By having nuanced legislation and regulation?

This isn't a formal declaration of rule making, or legislation, simply a declaration of intent from the Prime Minister. There's no formal weight behind this (except probably to start getting internal government bodies working on policy).

There's lot of time and room for sane (or dumb) rules to come out of this.

Medical (and similar) use exceptions are common. For example RoHS initially had a medical device exemption (and still has an implantable device exemption).

So the headline is just absolute bollocks and means nothing when you start to interrogate it? Oh ok.
Do you expect a headline to tell you the whole story?
Why not 'reduce use of single-use plastics'? Or 'ban some'? Really easy to make the headline more truthful.
Not really necessary. A reasonable person would take it exactly how it was intended: "Canada will ban all single use plastics (except where health or safety are at stake)." It's kind of, you know, implied.
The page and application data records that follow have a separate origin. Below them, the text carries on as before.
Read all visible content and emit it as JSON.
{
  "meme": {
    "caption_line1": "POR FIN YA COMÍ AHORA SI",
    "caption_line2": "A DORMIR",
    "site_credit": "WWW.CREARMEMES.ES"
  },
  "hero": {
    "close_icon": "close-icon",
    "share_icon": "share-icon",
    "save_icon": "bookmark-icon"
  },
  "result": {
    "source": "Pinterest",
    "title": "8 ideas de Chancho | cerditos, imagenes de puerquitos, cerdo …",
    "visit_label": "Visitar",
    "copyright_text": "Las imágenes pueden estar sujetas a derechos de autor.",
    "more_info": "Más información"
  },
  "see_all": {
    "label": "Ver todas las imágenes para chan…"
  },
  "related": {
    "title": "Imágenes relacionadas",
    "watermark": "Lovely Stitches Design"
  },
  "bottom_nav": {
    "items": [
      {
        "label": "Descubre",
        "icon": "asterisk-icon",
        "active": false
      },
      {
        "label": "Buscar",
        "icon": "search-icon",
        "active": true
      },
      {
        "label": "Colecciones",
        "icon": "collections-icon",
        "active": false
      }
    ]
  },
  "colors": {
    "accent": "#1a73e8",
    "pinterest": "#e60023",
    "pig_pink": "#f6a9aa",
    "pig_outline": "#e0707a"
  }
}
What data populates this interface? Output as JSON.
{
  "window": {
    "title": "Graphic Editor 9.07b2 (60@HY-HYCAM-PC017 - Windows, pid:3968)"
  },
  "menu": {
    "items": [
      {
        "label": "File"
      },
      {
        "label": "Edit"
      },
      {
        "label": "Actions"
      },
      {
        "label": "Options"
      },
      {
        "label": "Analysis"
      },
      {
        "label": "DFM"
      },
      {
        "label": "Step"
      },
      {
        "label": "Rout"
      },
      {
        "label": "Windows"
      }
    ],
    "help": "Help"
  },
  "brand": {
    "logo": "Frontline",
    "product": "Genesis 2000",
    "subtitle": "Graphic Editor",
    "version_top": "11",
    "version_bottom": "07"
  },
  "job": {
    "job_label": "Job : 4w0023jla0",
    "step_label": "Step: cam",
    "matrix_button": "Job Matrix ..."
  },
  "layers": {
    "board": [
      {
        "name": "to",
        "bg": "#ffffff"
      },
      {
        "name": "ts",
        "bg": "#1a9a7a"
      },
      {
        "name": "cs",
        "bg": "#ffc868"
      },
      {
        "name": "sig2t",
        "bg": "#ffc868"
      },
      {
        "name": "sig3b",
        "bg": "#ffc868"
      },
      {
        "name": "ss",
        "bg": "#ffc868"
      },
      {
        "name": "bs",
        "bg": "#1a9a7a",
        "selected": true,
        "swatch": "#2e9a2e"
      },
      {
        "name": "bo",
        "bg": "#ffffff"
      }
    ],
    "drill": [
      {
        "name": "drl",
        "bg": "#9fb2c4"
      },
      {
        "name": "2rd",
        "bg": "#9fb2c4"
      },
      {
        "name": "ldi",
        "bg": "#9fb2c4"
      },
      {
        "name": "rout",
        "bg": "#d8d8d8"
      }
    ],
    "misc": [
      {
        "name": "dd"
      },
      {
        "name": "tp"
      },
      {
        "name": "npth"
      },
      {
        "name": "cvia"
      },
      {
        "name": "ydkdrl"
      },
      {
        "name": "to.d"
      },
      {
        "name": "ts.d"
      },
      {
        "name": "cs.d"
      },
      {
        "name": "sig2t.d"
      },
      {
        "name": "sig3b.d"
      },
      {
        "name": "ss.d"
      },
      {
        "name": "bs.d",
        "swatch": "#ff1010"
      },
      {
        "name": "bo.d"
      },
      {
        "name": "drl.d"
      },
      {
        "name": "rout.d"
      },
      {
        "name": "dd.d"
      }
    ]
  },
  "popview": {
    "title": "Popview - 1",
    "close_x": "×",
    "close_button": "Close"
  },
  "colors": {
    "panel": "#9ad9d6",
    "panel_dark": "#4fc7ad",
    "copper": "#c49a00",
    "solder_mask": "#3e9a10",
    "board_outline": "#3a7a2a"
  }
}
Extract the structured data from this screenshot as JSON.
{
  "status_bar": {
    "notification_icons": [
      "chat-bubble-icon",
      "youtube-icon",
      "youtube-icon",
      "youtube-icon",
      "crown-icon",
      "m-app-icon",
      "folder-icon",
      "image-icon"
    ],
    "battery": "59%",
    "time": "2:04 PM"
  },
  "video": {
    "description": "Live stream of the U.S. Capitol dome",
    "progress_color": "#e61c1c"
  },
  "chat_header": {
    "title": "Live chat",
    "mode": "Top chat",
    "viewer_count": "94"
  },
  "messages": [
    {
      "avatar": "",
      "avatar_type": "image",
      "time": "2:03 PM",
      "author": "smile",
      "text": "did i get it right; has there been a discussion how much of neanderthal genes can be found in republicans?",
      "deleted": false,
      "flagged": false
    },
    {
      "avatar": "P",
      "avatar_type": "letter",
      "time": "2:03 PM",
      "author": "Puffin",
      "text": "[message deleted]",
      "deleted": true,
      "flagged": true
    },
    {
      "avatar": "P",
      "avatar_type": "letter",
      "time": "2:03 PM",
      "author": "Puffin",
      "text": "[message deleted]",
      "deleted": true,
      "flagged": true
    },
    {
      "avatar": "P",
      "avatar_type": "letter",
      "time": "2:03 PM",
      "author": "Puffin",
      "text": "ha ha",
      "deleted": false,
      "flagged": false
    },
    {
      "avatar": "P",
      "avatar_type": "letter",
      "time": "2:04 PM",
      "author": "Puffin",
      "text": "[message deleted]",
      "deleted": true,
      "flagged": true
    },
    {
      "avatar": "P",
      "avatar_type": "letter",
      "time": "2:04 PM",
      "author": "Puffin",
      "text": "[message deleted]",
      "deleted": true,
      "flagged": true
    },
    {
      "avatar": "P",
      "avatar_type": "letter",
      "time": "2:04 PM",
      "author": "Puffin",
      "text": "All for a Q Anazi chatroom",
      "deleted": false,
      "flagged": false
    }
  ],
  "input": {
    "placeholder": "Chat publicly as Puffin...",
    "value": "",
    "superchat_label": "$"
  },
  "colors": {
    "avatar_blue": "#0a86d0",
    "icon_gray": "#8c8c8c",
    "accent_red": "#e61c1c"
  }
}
Of course they're not going to require that hospitals re-use syringes and the like.

> Trudeau did not specify the products to be banned, but said likely candidates include plastic bags, straws, cutlery, plates and stir sticks “where supported by scientific evidence and warranted.”

I don't think legitimate medical uses of single use plastics are at risk here, as long as no reasonable alternative exists.

>likely candidates include plastic bags, straws, cutlery, plates and stir sticks “where supported by scientific evidence and warranted.”

speaking of, what is the scientific evidence like for banning single use plastics? eg. the uk and denmark government found that single use plastic bags aren't worse for the environment than paper bags.

https://assets.publishing.service.gov.uk/government/uploads/...

But aren't they worse than reusable bags?
...assuming they get reused. If you're the forgetful person who buys bags every time, using reusable bags is probably worse than the environment. That's why banning bags aren't the right approach. Impose a surcharge/tax/minimum price on the bags. If you're not going to remember to bring reusable bags when single use bags cost 50 cents each, you're probably not going to remember to bring reusable bags when single use bags are banned and all you can buy are 50 cent reusable bags.
It's a law banning the use of single-use plastic for (a large number of) specific use-cases where it's unnecessary; not a law banning single-use plastics generally.
When this single-use plastics ban was in the news a year ago, there was a ton of exceptions to it.

It seems like in practice this will basically amount to a ban on plastic straws and grocery bags.

I suspect there will be exemptions. But it is really amazing how much there is left over from medical waste.
I had a post-surgical “thing” (details spared for the squeamish) early in the year that took a daily use of supplies for a few months. Decades of recycling, bicycle commuting, and EV ownership seemed wiped away by the shear amount of waste generated each and every day. And I had time to come up with alternatives as I laid there with my restricted activity, and came up with no alternatives. I mean, can you even get corn starch alternatives sterile without watching them melt? :-)

So, yeah, I’m confident medical stuff will be on the exception list. At the same time, I know of folks that need continuing supplies for their care, such as wound care, but know none personally. Even my thing eventually ended.

But most people actively receive health care infrequently, compared to a daily or weekly cadence for consuming groceries or coffee or whatever. As a fraction of the plastic waste that a typical person generates, how much is medical?
One does have to watch that the solution isn't worse. Plastic packaging is cheap because it takes very little people, resources, and energy to make.

A lot of the issue is that we haven't been really using market approaches to deal with it. If the creators where financially a physically responsible for the proper recycling, they would be motivated to use less and make it cheaper to reuse. The current recycling makes the problem a municipal one, in many places, who are ill equipped to deal with it... then we end up shipping it elsewhere.